God Gave Rock and Roll to You by Leah Payne

God Gave Rock and Roll to You by Leah Payne

Author:Leah Payne [Payne, Leah]
Language: eng
Format: epub
Publisher: Oxford University Press
Published: 2023-02-15T00:00:00+00:00


The “Personality Trend” in Worship

Maranatha!, Integrity, and Vineyard produced a steady stream of profitable praise-and-worship albums in the early 1990s that rarely sold enough to chart in CCM Magazine. In the early 1990s, they were made mostly by and for Pentecostal and Charismatic congregations. As such, they had limited appeal to Baptists or Presbyterians. Nondenominational Charismatic congregations, tied together loosely through worship-music networks, were growing quickly, however, and C. Peter Wagner argued in the 1990s that the future of Christianity itself was Charismatic and “Post-Denominational.” Wagner’s argument for independent Charismatic congregations led by “modern-day apostles,” which Wagner dubbed a “New Apostolic Reformation,” was not accepted in all corners of Pentecostal or Charismatic Christianity, but there was no denying that the music of Charismatic congregations was spreading far beyond denominational boundaries. As Pentecostal and Charismatic worship styles steadily won the “worship wars,” which pitted liturgical norms of hymnals, congregational choirs, and organ music against rock band instruments and sensibilities, their influence expanded.
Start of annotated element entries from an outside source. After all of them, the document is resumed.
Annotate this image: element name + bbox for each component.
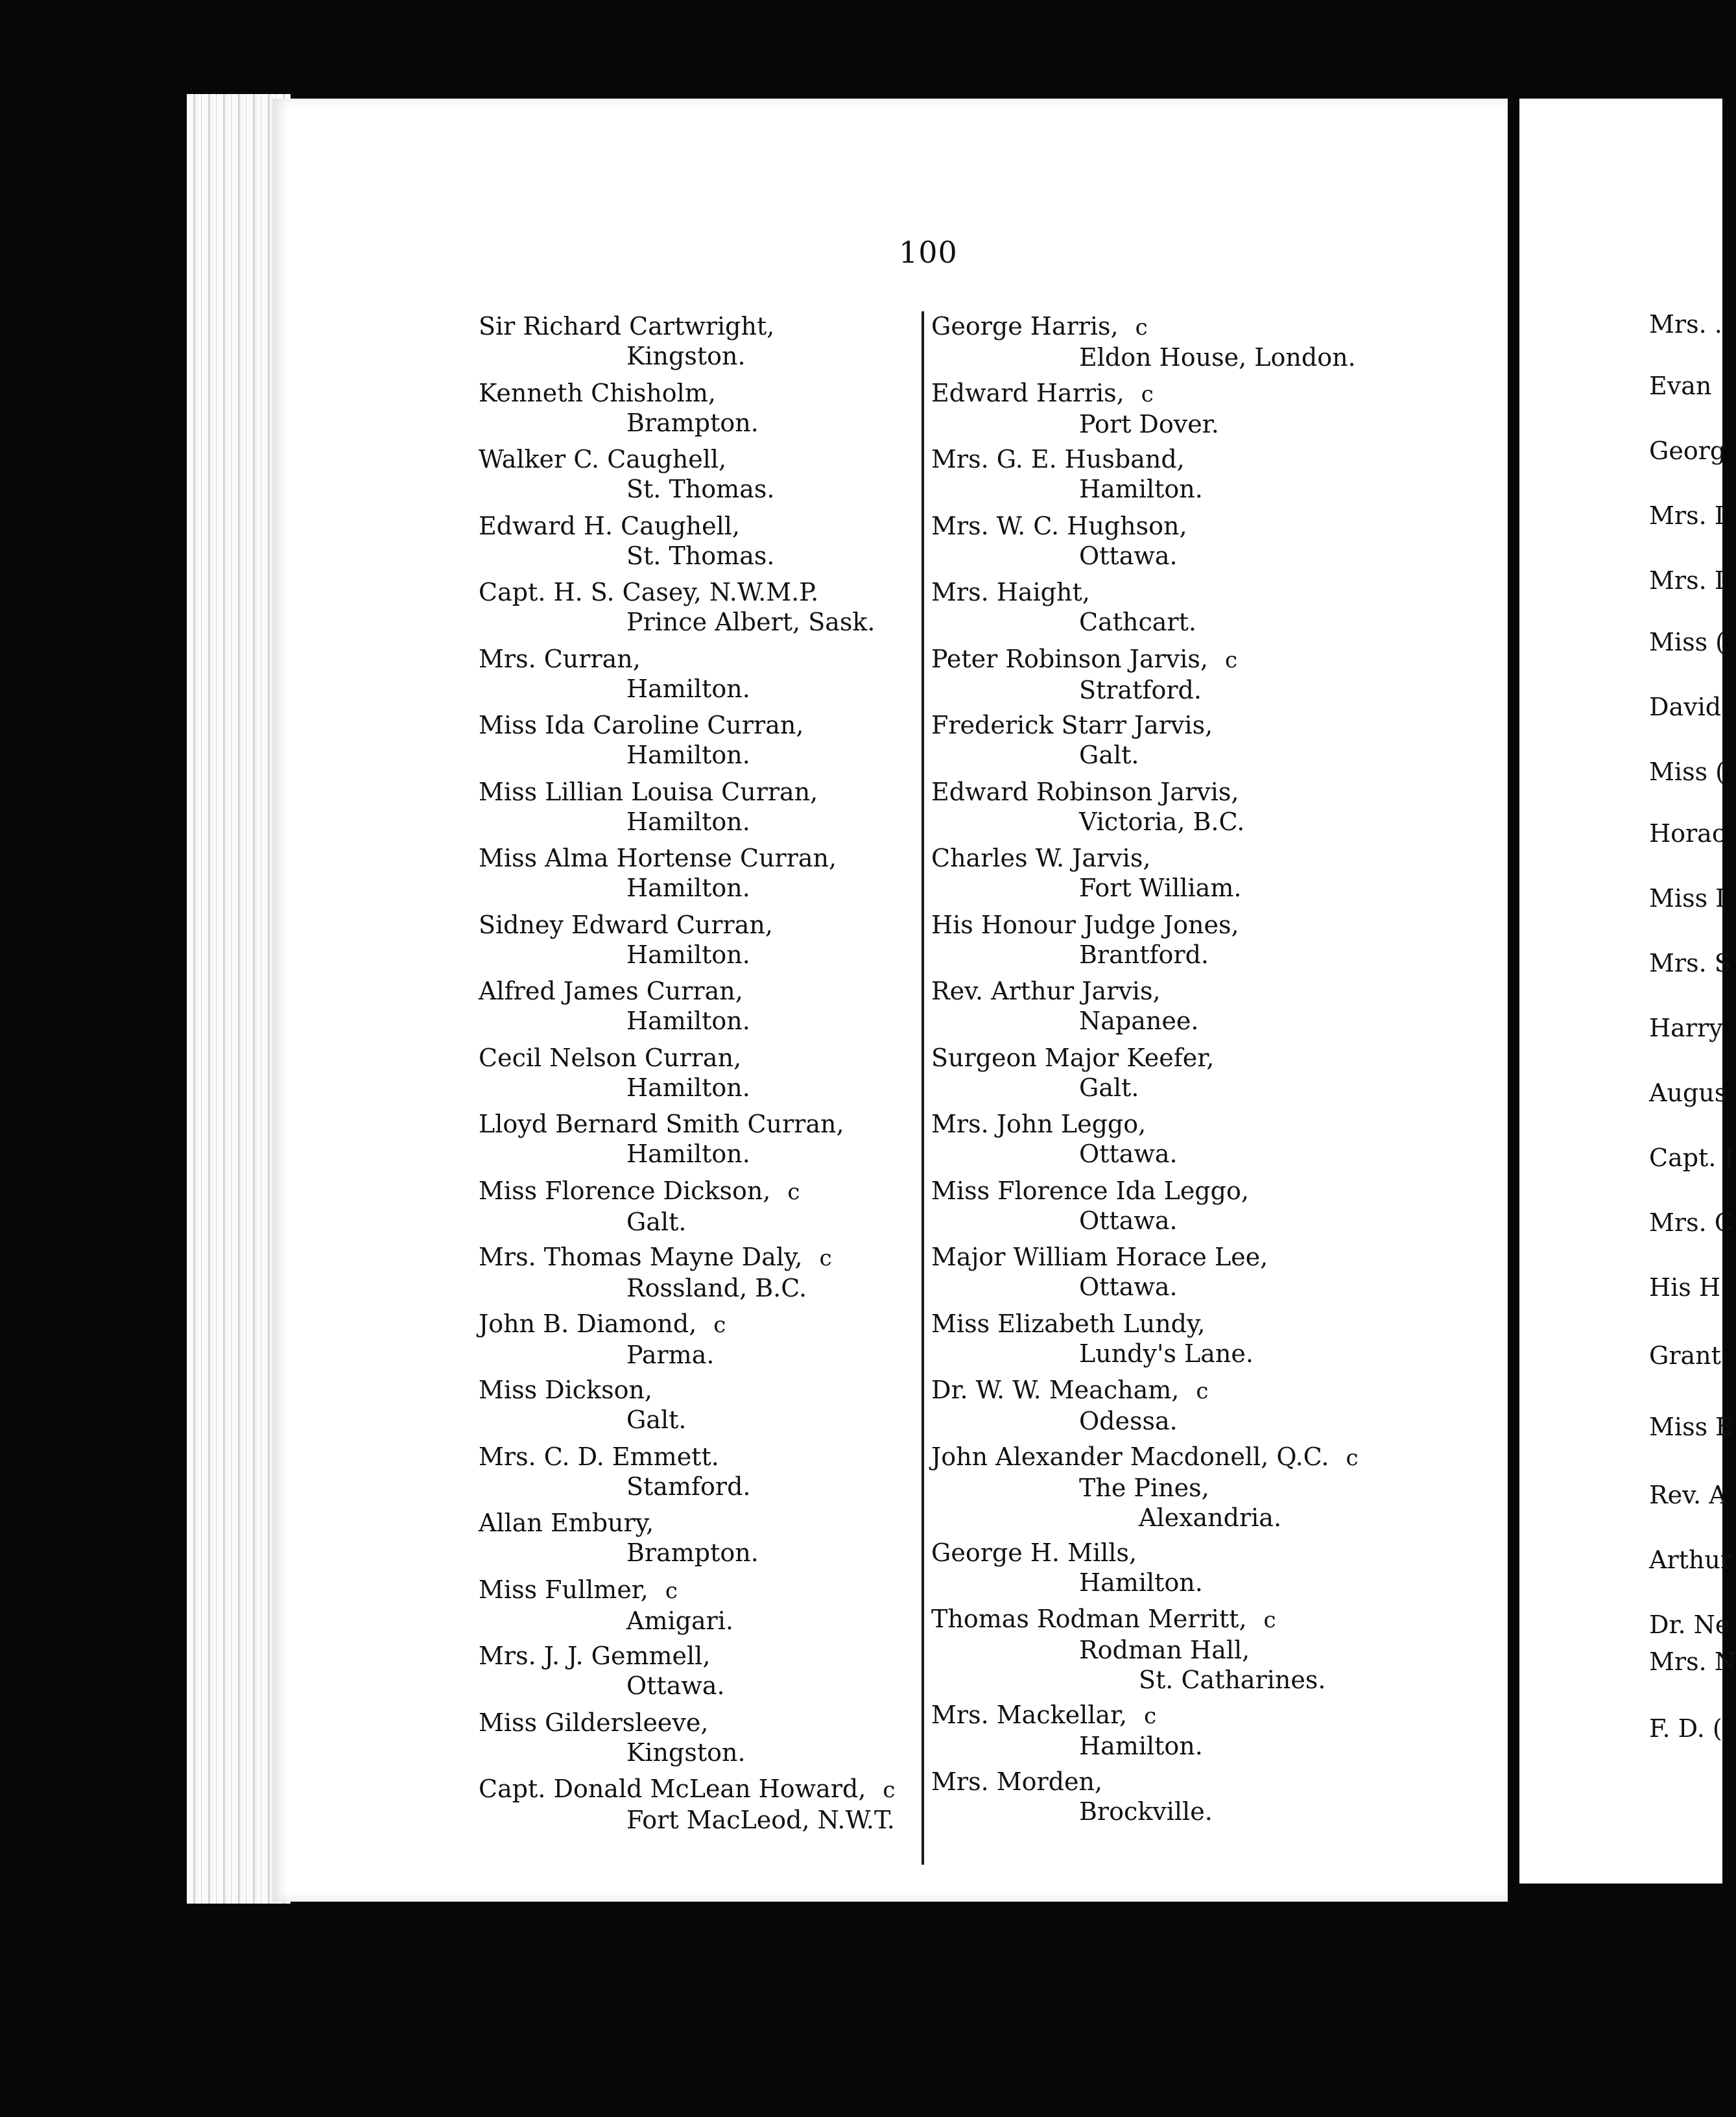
list-entry	[479, 1575, 933, 1642]
list-entry	[931, 444, 1385, 511]
left-column	[479, 311, 933, 1841]
entry-mark: c	[1224, 647, 1238, 673]
entry-name: Sidney Edward Curran,	[479, 910, 773, 939]
list-entry	[479, 1641, 933, 1708]
entry-name: Capt. Donald McLean Howard, c	[479, 1774, 933, 1805]
list-entry	[479, 1774, 933, 1841]
entry-location: Stamford.	[626, 1472, 751, 1501]
entry-location: Eldon House, London.	[1079, 343, 1356, 372]
entry-location: Ottawa.	[1079, 541, 1178, 570]
page-number: 100	[899, 235, 958, 270]
next-page-fragment: His H	[1649, 1273, 1721, 1302]
entry-location: Parma.	[626, 1340, 715, 1369]
next-page-fragment: Dr. Ne	[1649, 1610, 1730, 1639]
entry-name: Mrs. G. E. Husband,	[931, 445, 1185, 473]
entry-name: John Alexander Macdonell, Q.C. c	[931, 1442, 1385, 1473]
list-entry	[479, 843, 933, 910]
entry-name: Mrs. Haight,	[931, 578, 1090, 606]
list-entry	[931, 311, 1385, 378]
entry-name: Capt. H. S. Casey, N.W.M.P.	[479, 578, 819, 606]
entry-location: St. Thomas.	[626, 475, 775, 503]
entry-mark: c	[1263, 1607, 1276, 1633]
entry-name: John B. Diamond, c	[479, 1309, 933, 1340]
entry-location: Prince Albert, Sask.	[626, 608, 875, 636]
list-entry	[931, 577, 1385, 644]
next-page-fragment: Harry	[1649, 1014, 1723, 1042]
entry-name: Miss Fullmer, c	[479, 1575, 933, 1606]
next-page-fragment: Mrs. I	[1649, 566, 1724, 595]
entry-location: Lundy's Lane.	[1079, 1339, 1254, 1368]
entry-location: Hamilton.	[626, 807, 750, 836]
entry-mark: c	[1135, 315, 1148, 341]
list-entry	[931, 1442, 1385, 1538]
list-entry	[931, 1309, 1385, 1376]
entry-name: George Harris, c	[931, 311, 1385, 342]
list-entry	[931, 1767, 1385, 1834]
next-page-fragment: Miss I	[1649, 884, 1726, 913]
entry-location: Hamilton.	[1079, 1568, 1203, 1597]
list-entry	[931, 644, 1385, 711]
next-page-fragment: Miss E	[1649, 1413, 1733, 1441]
column-divider	[922, 311, 924, 1865]
entry-mark: c	[819, 1245, 832, 1271]
entry-location-line-2: Alexandria.	[1139, 1503, 1282, 1532]
entry-name: Thomas Rodman Merritt, c	[931, 1604, 1385, 1635]
list-entry	[931, 976, 1385, 1043]
next-page-fragment: David	[1649, 693, 1722, 721]
entry-name: Mrs. C. D. Emmett.	[479, 1442, 719, 1471]
list-entry	[479, 1708, 933, 1775]
entry-name: Cecil Nelson Curran,	[479, 1043, 742, 1072]
entry-location: Hamilton.	[626, 874, 750, 902]
entry-name: Mrs. Thomas Mayne Daly, c	[479, 1242, 933, 1273]
entry-name: His Honour Judge Jones,	[931, 910, 1239, 939]
entry-location: Hamilton.	[1079, 475, 1203, 503]
entry-location: Kingston.	[626, 1738, 746, 1767]
list-entry	[931, 777, 1385, 844]
entry-name: Miss Ida Caroline Curran,	[479, 711, 804, 739]
entry-name: Kenneth Chisholm,	[479, 378, 716, 407]
next-page-fragment: F. D. (	[1649, 1714, 1722, 1743]
list-entry	[931, 378, 1385, 445]
list-entry	[931, 1538, 1385, 1605]
entry-location: Galt.	[1079, 1073, 1139, 1102]
entry-name: Miss Lillian Louisa Curran,	[479, 777, 818, 806]
middle-column	[931, 311, 1385, 1833]
entry-location: Victoria, B.C.	[1079, 807, 1245, 836]
entry-name: Edward Harris, c	[931, 378, 1385, 409]
entry-name: Lloyd Bernard Smith Curran,	[479, 1110, 844, 1138]
list-entry	[931, 511, 1385, 578]
list-entry	[931, 843, 1385, 910]
list-entry	[479, 1442, 933, 1509]
entry-location-line-2: St. Catharines.	[1139, 1666, 1326, 1694]
next-page-fragment: Mrs. I	[1649, 501, 1724, 530]
list-entry	[479, 976, 933, 1043]
entry-name: Mrs. J. J. Gemmell,	[479, 1642, 711, 1670]
entry-name: Mrs. W. C. Hughson,	[931, 511, 1187, 540]
list-entry	[479, 777, 933, 844]
next-page-fragment: Mrs. .	[1649, 310, 1722, 339]
entry-mark: c	[883, 1777, 896, 1803]
list-entry	[479, 444, 933, 511]
entry-location: Ottawa.	[1079, 1140, 1178, 1168]
entry-name: Peter Robinson Jarvis, c	[931, 644, 1385, 675]
next-page-fragment: Horac	[1649, 819, 1726, 848]
list-entry	[479, 1508, 933, 1575]
next-page-fragment: Mrs. N	[1649, 1647, 1736, 1676]
entry-location: Brampton.	[626, 408, 759, 437]
entry-location: Hamilton.	[626, 1140, 750, 1168]
entry-location: Brampton.	[626, 1538, 759, 1567]
entry-name: George H. Mills,	[931, 1538, 1137, 1567]
next-page-fragment: Augus	[1649, 1079, 1728, 1107]
next-page-fragment: Rev. A	[1649, 1481, 1727, 1509]
entry-name: Charles W. Jarvis,	[931, 844, 1151, 872]
entry-location: Hamilton.	[626, 1007, 750, 1035]
entry-name: Major William Horace Lee,	[931, 1243, 1268, 1271]
entry-name: Dr. W. W. Meacham, c	[931, 1375, 1385, 1406]
entry-location: Odessa.	[1079, 1407, 1178, 1435]
entry-location: The Pines,	[1079, 1473, 1209, 1502]
entry-location: St. Thomas.	[626, 541, 775, 570]
entry-location: Napanee.	[1079, 1007, 1199, 1035]
entry-location: Hamilton.	[1079, 1732, 1203, 1760]
entry-location: Stratford.	[1079, 675, 1202, 704]
list-entry	[931, 1375, 1385, 1442]
entry-mark: c	[1346, 1444, 1359, 1471]
entry-location: Fort MacLeod, N.W.T.	[626, 1806, 895, 1834]
entry-name: Mrs. Mackellar, c	[931, 1700, 1385, 1731]
entry-location: Cathcart.	[1079, 608, 1196, 636]
list-entry	[479, 1176, 933, 1243]
list-entry	[931, 910, 1385, 977]
entry-name: Miss Dickson,	[479, 1376, 653, 1404]
entry-location: Ottawa.	[626, 1671, 725, 1700]
entry-name: Walker C. Caughell,	[479, 445, 727, 473]
entry-name: Miss Gildersleeve,	[479, 1708, 709, 1737]
entry-name: Frederick Starr Jarvis,	[931, 711, 1213, 739]
entry-name: Allan Embury,	[479, 1509, 654, 1537]
entry-name: Edward Robinson Jarvis,	[931, 777, 1239, 806]
list-entry	[479, 1375, 933, 1442]
entry-mark: c	[1196, 1378, 1209, 1404]
list-entry	[479, 644, 933, 711]
next-page-fragment: Capt. I	[1649, 1143, 1734, 1172]
entry-location: Galt.	[626, 1405, 687, 1434]
entry-mark: c	[1144, 1703, 1157, 1729]
entry-location: Hamilton.	[626, 674, 750, 703]
list-entry	[931, 710, 1385, 777]
next-page-fragment: Miss (	[1649, 628, 1725, 656]
entry-mark: c	[665, 1577, 678, 1604]
entry-name: Alfred James Curran,	[479, 977, 743, 1005]
list-entry	[931, 1043, 1385, 1110]
list-entry	[479, 910, 933, 977]
next-page-fragment: Evan	[1649, 372, 1712, 400]
entry-location: Hamilton.	[626, 741, 750, 769]
list-entry	[479, 378, 933, 445]
entry-name: Miss Alma Hortense Curran,	[479, 844, 837, 872]
entry-location: Rossland, B.C.	[626, 1274, 807, 1302]
entry-location: Galt.	[626, 1207, 687, 1236]
list-entry	[931, 1109, 1385, 1176]
next-page-fragment: Mrs. S	[1649, 949, 1731, 977]
entry-location: Galt.	[1079, 741, 1139, 769]
entry-location: Brockville.	[1079, 1797, 1213, 1826]
next-page-fragment: Georg	[1649, 437, 1726, 465]
list-entry	[479, 710, 933, 777]
entry-name: Mrs. John Leggo,	[931, 1110, 1147, 1138]
list-entry	[931, 1604, 1385, 1700]
entry-name: Rev. Arthur Jarvis,	[931, 977, 1161, 1005]
list-entry	[479, 1242, 933, 1309]
entry-location: Port Dover.	[1079, 409, 1219, 438]
entry-mark: c	[713, 1311, 726, 1338]
entry-location: Amigari.	[626, 1606, 734, 1635]
entry-name: Miss Elizabeth Lundy,	[931, 1309, 1206, 1338]
entry-name: Miss Florence Dickson, c	[479, 1176, 933, 1207]
list-entry	[931, 1700, 1385, 1767]
list-entry	[931, 1242, 1385, 1309]
entry-location: Ottawa.	[1079, 1206, 1178, 1235]
entry-location: Brantford.	[1079, 940, 1209, 969]
list-entry	[479, 577, 933, 644]
entry-name: Miss Florence Ida Leggo,	[931, 1176, 1249, 1205]
entry-name: Edward H. Caughell,	[479, 511, 740, 540]
entry-mark: c	[787, 1178, 800, 1205]
entry-name: Mrs. Morden,	[931, 1767, 1103, 1796]
list-entry	[931, 1176, 1385, 1243]
entry-name: Mrs. Curran,	[479, 644, 641, 673]
entry-mark: c	[1141, 381, 1154, 407]
entry-location: Fort William.	[1079, 874, 1242, 902]
entry-location: Hamilton.	[626, 940, 750, 969]
entry-name: Sir Richard Cartwright,	[479, 312, 775, 341]
list-entry	[479, 1109, 933, 1176]
next-page-fragment: Arthur	[1649, 1546, 1732, 1574]
list-entry	[479, 511, 933, 578]
next-page-fragment: Miss (	[1649, 758, 1725, 786]
entry-location: Hamilton.	[626, 1073, 750, 1102]
entry-location: Kingston.	[626, 342, 746, 370]
list-entry	[479, 1309, 933, 1376]
next-page-fragment: Grant	[1649, 1341, 1721, 1370]
next-page-edge	[1519, 99, 1736, 1884]
list-entry	[479, 311, 933, 378]
entry-location: Rodman Hall,	[1079, 1636, 1250, 1664]
next-page-fragment: Mrs. C	[1649, 1208, 1733, 1237]
entry-location: Ottawa.	[1079, 1273, 1178, 1301]
entry-name: Surgeon Major Keefer,	[931, 1043, 1215, 1072]
list-entry	[479, 1043, 933, 1110]
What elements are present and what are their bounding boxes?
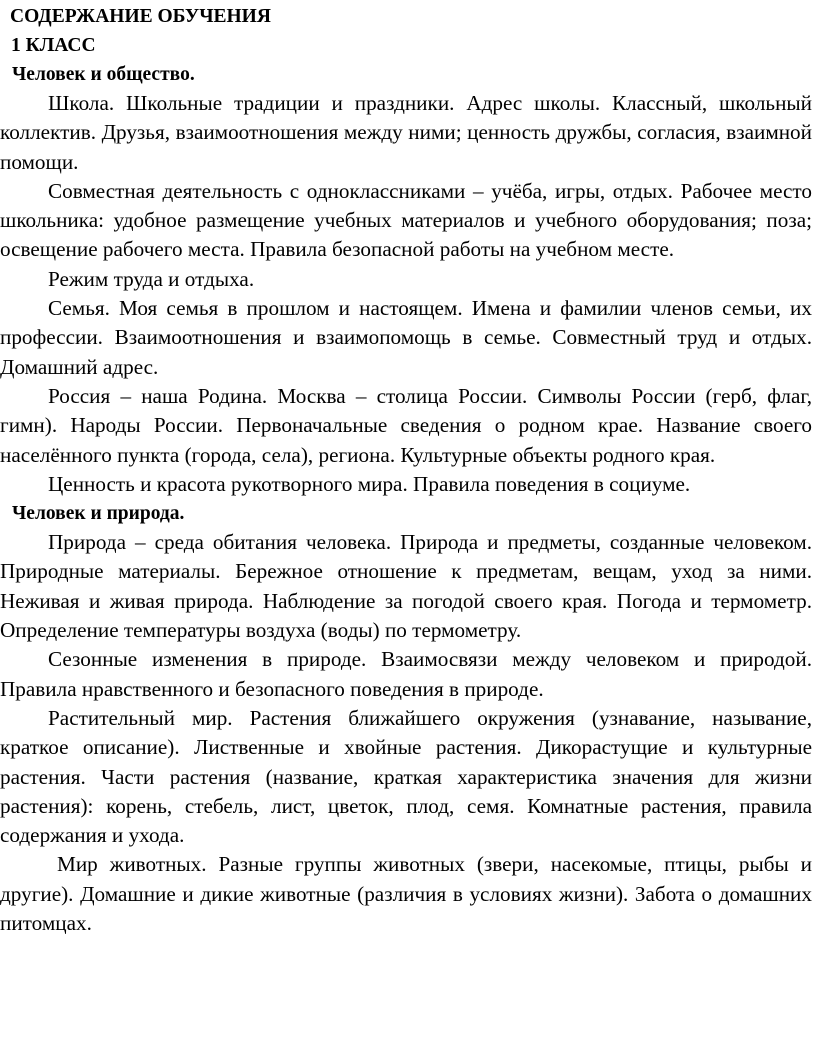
grade-heading: 1 КЛАСС bbox=[11, 35, 96, 56]
section-heading-society: Человек и общество. bbox=[12, 64, 195, 85]
paragraph-school: Школа. Школьные традиции и праздники. Адрес школы. Классный, школьный коллектив. Друзья, взаимоотношения между ними; ценность дружбы, согласия, взаимной помощи. bbox=[0, 91, 812, 174]
paragraph-nature: Природа – среда обитания человека. Природа и предметы, созданные человеком. Природные материалы. Бережное отношение к предметам, вещам, уход за ними. Неживая и живая природа. Наблюдение за погодой своего края. Погода и термометр. Определение температуры воздуха (воды) по термометру. bbox=[0, 530, 812, 643]
paragraph-joint-activity: Совместная деятельность с одноклассниками – учёба, игры, отдых. Рабочее место школьника: удобное размещение учебных материалов и учебного оборудования; поза; освещение рабочего места. Правила безопасной работы на учебном месте. bbox=[0, 178, 812, 262]
paragraph-family: Семья. Моя семья в прошлом и настоящем. Имена и фамилии членов семьи, их профессии. Взаимоотношения и взаимопомощь в семье. Совместный труд и отдых. Домашний адрес. bbox=[0, 296, 812, 379]
section-heading-nature: Человек и природа. bbox=[12, 503, 185, 525]
paragraph-plants: Растительный мир. Растения ближайшего окружения (узнавание, называние, краткое описание). Лиственные и хвойные растения. Дикорастущие и культурные растения. Части растения (название, краткая характеристика значения для жизни растения): корень, стебель, лист, цветок, плод, семя. Комнатные растения, правила содержания и ухода. bbox=[0, 705, 812, 848]
document-title: СОДЕРЖАНИЕ ОБУЧЕНИЯ bbox=[10, 6, 271, 27]
paragraph-work-rest: Режим труда и отдыха. bbox=[48, 266, 255, 291]
paragraph-animals: Мир животных. Разные группы животных (звери, насекомые, птицы, рыбы и другие). Домашние и дикие животные (различия в условиях жизни). Забота о домашних питомцах. bbox=[0, 852, 812, 936]
paragraph-values: Ценность и красота рукотворного мира. Правила поведения в социуме. bbox=[48, 471, 691, 496]
paragraph-russia: Россия – наша Родина. Москва – столица России. Символы России (герб, флаг, гимн). Народы России. Первоначальные сведения о родном крае. Название своего населённого пункта (города, села), региона. Культурные объекты родного края. bbox=[0, 383, 812, 467]
paragraph-seasons: Сезонные изменения в природе. Взаимосвязи между человеком и природой. Правила нравственного и безопасного поведения в природе. bbox=[0, 647, 812, 701]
CCM entertainers were mostly white, male, and from the United States, but top-selling worship albums captured transnational, multicultural Charismatic fervor and stylistic variety. Black Gospel choir sensation Kirk Franklin and the Family brought “new traditional gospel worship and praise” from Fort Worth, Texas, to the number one spot on the Billboard Christian music charts.11 Ron Kenoly, a Black Charismatic worship leader based in California, had a string of 1990s worship hits that transcended racial and denominational boundaries. In Rejoice Africa (1993), Lionel Peterson, a Black South African worship leader at Rhema Bible Church in Johannesburg, triumphantly celebrated the end of apartheid and the Second Coming. The Toronto Vineyard Church’s 1994 “Pour Out My Heart” updated the Jesus people’s hippiezed desire for intimacy with God and became a standard in evangelical services. In 1996, “Shout to the Lord” took Assemblies of God triumphalism from female worship leader Darlene Zschech and “Hillsong,” the worship band at Hills Christian Life Centre in Sydney, Australia, to the United States and beyond.

They were missing from the US-centric CCM charts, but Charismatic and Pentecostal praise bands had been for decades steadily taking over Protestant worship in the Americas, thanks to rapidly developing worship networks between predominately white, United States–based Charismatic Bible colleges and congregations, and Latin American practitioners. Guatemalan worship leader Juan Carlos Alvarado began producing successful Spanish-language albums in the 1980s as music minister at Palabra En Acción in Quetzaltenango, Guatemala, a congregation pastored by Wes Spencer, graduate of Rhema Bible College in Broken Arrow, Oklahoma. Mexican worship leader Jorge Lozano was introduced to praise bands in the 1970s as a student at Christ for the Nations, a charismatic Bible college in Dallas, Texas.

Lozano mentored Marcos Witt, a child of white American Pentecostal missionaries to Durango, Mexico, who brought high-production-value, rock-driven praise music to Spanish-speaking audiences in the 1990s with praise-and-worship albums like Proyecto Alabanza y Adoración on Word Records and Te Exaltamos (En vivo) on Hosanna! Integrity. Prior to the arrival of praise bands, Spanish-speaking Pentecostal and Charismatic communities in Latin America worshiped mostly with coritos, choruses that were easy to learn and simple to play on the guitar.